Third is excess leverage, and it’s the most “plumbing” of the three reasons. Crypto markets, by their nature, attract risk-taking. In bull markets, leverage builds: investors borrow against positions to buy more. Fortune gives a concrete example: Strategy, the world’s largest digital asset treasury, increased purchases in 2024 and 2025 to accumulate about 4% of Bitcoin’s total supply, financing that buying spree with new equity and debt issuances. The company’s Bitcoin funding approach, Fortune says, seeded similar playbooks across the market, as other firms raised capital to build their own digital asset stockpiles.
But as Bitcoin’s price declined, the leverage model came under pressure. Since October, Strategy’s stock price has fallen by 75%. Hougan explains the dynamic bluntly: leverage is getting “squeezed out of the system now that we’re in a bear market,” pointing to declining open interest in derivatives and a pullback in digital asset treasury companies.

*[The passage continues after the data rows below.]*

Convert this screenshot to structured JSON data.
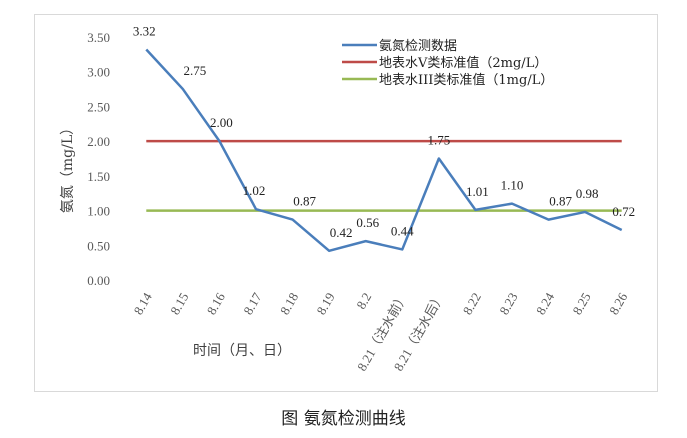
{
  "caption": "图 氨氮检测曲线",
  "chart_data": {
    "type": "line",
    "ylabel": "氨氮（mg/L）",
    "xlabel": "时间（月、日）",
    "ylim": [
      0,
      3.5
    ],
    "yticks": [
      "0.00",
      "0.50",
      "1.00",
      "1.50",
      "2.00",
      "2.50",
      "3.00",
      "3.50"
    ],
    "categories": [
      "8.14",
      "8.15",
      "8.16",
      "8.17",
      "8.18",
      "8.19",
      "8.2",
      "8.21（注水前）",
      "8.21（注水后）",
      "8.22",
      "8.23",
      "8.24",
      "8.25",
      "8.26"
    ],
    "series": [
      {
        "name": "氨氮检测数据",
        "color": "#4a7ebb",
        "values": [
          3.32,
          2.75,
          2.0,
          1.02,
          0.87,
          0.42,
          0.56,
          0.44,
          1.75,
          1.01,
          1.1,
          0.87,
          0.98,
          0.72
        ],
        "labels": [
          "3.32",
          "2.75",
          "2.00",
          "1.02",
          "0.87",
          "0.42",
          "0.56",
          "0.44",
          "1.75",
          "1.01",
          "1.10",
          "0.87",
          "0.98",
          "0.72"
        ]
      },
      {
        "name": "地表水V类标准值（2mg/L）",
        "color": "#be4b48",
        "values": [
          2,
          2,
          2,
          2,
          2,
          2,
          2,
          2,
          2,
          2,
          2,
          2,
          2,
          2
        ]
      },
      {
        "name": "地表水III类标准值（1mg/L）",
        "color": "#98b954",
        "values": [
          1,
          1,
          1,
          1,
          1,
          1,
          1,
          1,
          1,
          1,
          1,
          1,
          1,
          1
        ]
      }
    ],
    "legend_position": "top-right",
    "grid": false
  }
}
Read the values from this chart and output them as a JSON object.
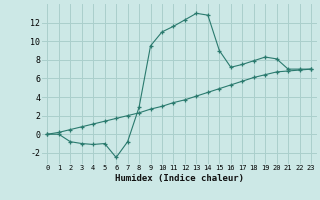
{
  "xlabel": "Humidex (Indice chaleur)",
  "bg_color": "#cce8e6",
  "grid_color": "#aacfcc",
  "line_color": "#2a7a6e",
  "xlim": [
    -0.5,
    23.5
  ],
  "ylim": [
    -3.2,
    14.0
  ],
  "xticks": [
    0,
    1,
    2,
    3,
    4,
    5,
    6,
    7,
    8,
    9,
    10,
    11,
    12,
    13,
    14,
    15,
    16,
    17,
    18,
    19,
    20,
    21,
    22,
    23
  ],
  "yticks": [
    -2,
    0,
    2,
    4,
    6,
    8,
    10,
    12
  ],
  "line1_x": [
    0,
    1,
    2,
    3,
    4,
    5,
    6,
    7,
    8,
    9,
    10,
    11,
    12,
    13,
    14,
    15,
    16,
    17,
    18,
    19,
    20,
    21,
    22,
    23
  ],
  "line1_y": [
    0.0,
    0.0,
    -0.8,
    -1.0,
    -1.1,
    -1.0,
    -2.5,
    -0.8,
    2.9,
    9.5,
    11.0,
    11.6,
    12.3,
    13.0,
    12.8,
    9.0,
    7.2,
    7.5,
    7.9,
    8.3,
    8.1,
    7.0,
    7.0,
    7.0
  ],
  "line2_x": [
    0,
    1,
    2,
    3,
    4,
    5,
    6,
    7,
    8,
    9,
    10,
    11,
    12,
    13,
    14,
    15,
    16,
    17,
    18,
    19,
    20,
    21,
    22,
    23
  ],
  "line2_y": [
    0.0,
    0.2,
    0.5,
    0.8,
    1.1,
    1.4,
    1.7,
    2.0,
    2.3,
    2.7,
    3.0,
    3.4,
    3.7,
    4.1,
    4.5,
    4.9,
    5.3,
    5.7,
    6.1,
    6.4,
    6.7,
    6.8,
    6.9,
    7.0
  ]
}
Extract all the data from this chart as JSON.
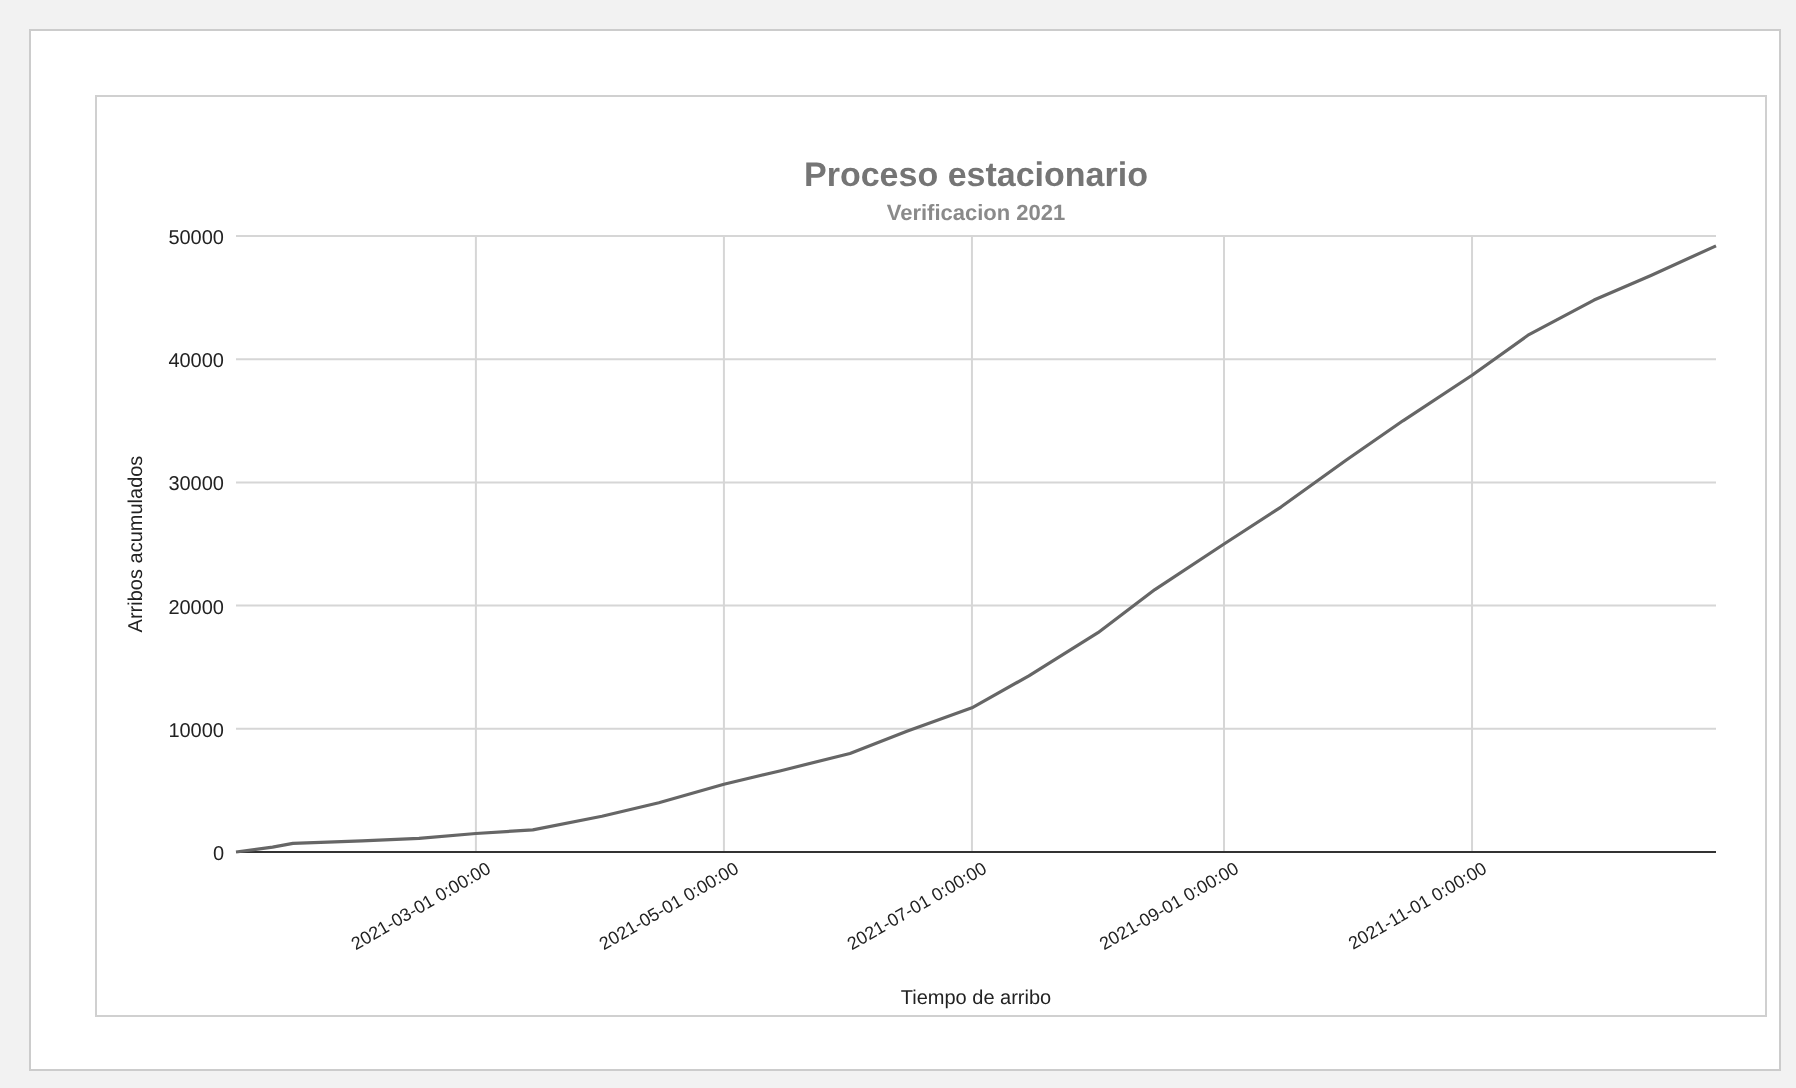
{
  "chart_data": {
    "type": "line",
    "title": "Proceso estacionario",
    "subtitle": "Verificacion 2021",
    "xlabel": "Tiempo de arribo",
    "ylabel": "Arribos acumulados",
    "x": [
      "2021-01-01",
      "2021-01-10",
      "2021-01-15",
      "2021-02-01",
      "2021-02-15",
      "2021-03-01",
      "2021-03-15",
      "2021-04-01",
      "2021-04-15",
      "2021-05-01",
      "2021-05-15",
      "2021-06-01",
      "2021-06-15",
      "2021-07-01",
      "2021-07-15",
      "2021-08-01",
      "2021-08-15",
      "2021-09-01",
      "2021-09-15",
      "2021-10-01",
      "2021-10-15",
      "2021-11-01",
      "2021-11-15",
      "2021-12-01",
      "2021-12-15",
      "2021-12-31"
    ],
    "series": [
      {
        "color": "#666666",
        "values": [
          0,
          400,
          700,
          900,
          1100,
          1500,
          1800,
          2900,
          4000,
          5500,
          6600,
          8000,
          9800,
          11700,
          14300,
          17800,
          21300,
          25000,
          28000,
          31800,
          35000,
          38700,
          42000,
          44800,
          46800,
          49200
        ]
      }
    ],
    "xlim": [
      "2021-01-01",
      "2021-12-31"
    ],
    "xticks": [
      {
        "value": "2021-03-01",
        "label": "2021-03-01 0:00:00"
      },
      {
        "value": "2021-05-01",
        "label": "2021-05-01 0:00:00"
      },
      {
        "value": "2021-07-01",
        "label": "2021-07-01 0:00:00"
      },
      {
        "value": "2021-09-01",
        "label": "2021-09-01 0:00:00"
      },
      {
        "value": "2021-11-01",
        "label": "2021-11-01 0:00:00"
      }
    ],
    "ylim": [
      0,
      50000
    ],
    "yticks": [
      0,
      10000,
      20000,
      30000,
      40000,
      50000
    ],
    "grid": true,
    "line_style": "solid",
    "marker": "none"
  }
}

Julio Moreno, head of research at CryptoQuant, is also cited as part of the leverage-focused analysis. The stress shows up not just in trading metrics but in corporate balance-sheet moves. Fortune notes Strategy’s decision to sell part of its Bitcoin holdings, which likely further weakened demand for the asset. In plain English, when leveraged players scramble for liquidity, they can sell into weakness, making the bear case self-reinforcing.
Even with those pressures, some strategists think there is a timeline for relief. Fortune says that if Bitcoin returns to its 2025 highs, the outlook could get worse in the short term before it gets better, because multiple factors are weighing on near-term moves. Pandl projects a bottom of $58,000, even though the token has traded around $60,000 for the past month. He points to potential interest rate hikes, Strategy’s impact on investor confidence, and progress on a key crypto bill in the U.S. Senate as ingredients affecting short-term price action.
Adrian Fritz, chief investment strategist at 21Shares, expects Bitcoin to find a bottom sometime in the summer and projects a rebound toward $100,000 by year-end. Fortune includes his framing that the target may sound like a stretch, but once momentum builds, upside capture can happen quickly. For executives tracking crypto-linked strategies, the practical takeaway is not whether $100,000 “will” happen. It’s that the same macro and leverage dynamics that can push Bitcoin down can also flip faster than most models assume. Timing, capital structure, and liquidity planning become existential, especially for firms whose strategies depend on steady demand and repeat purchases.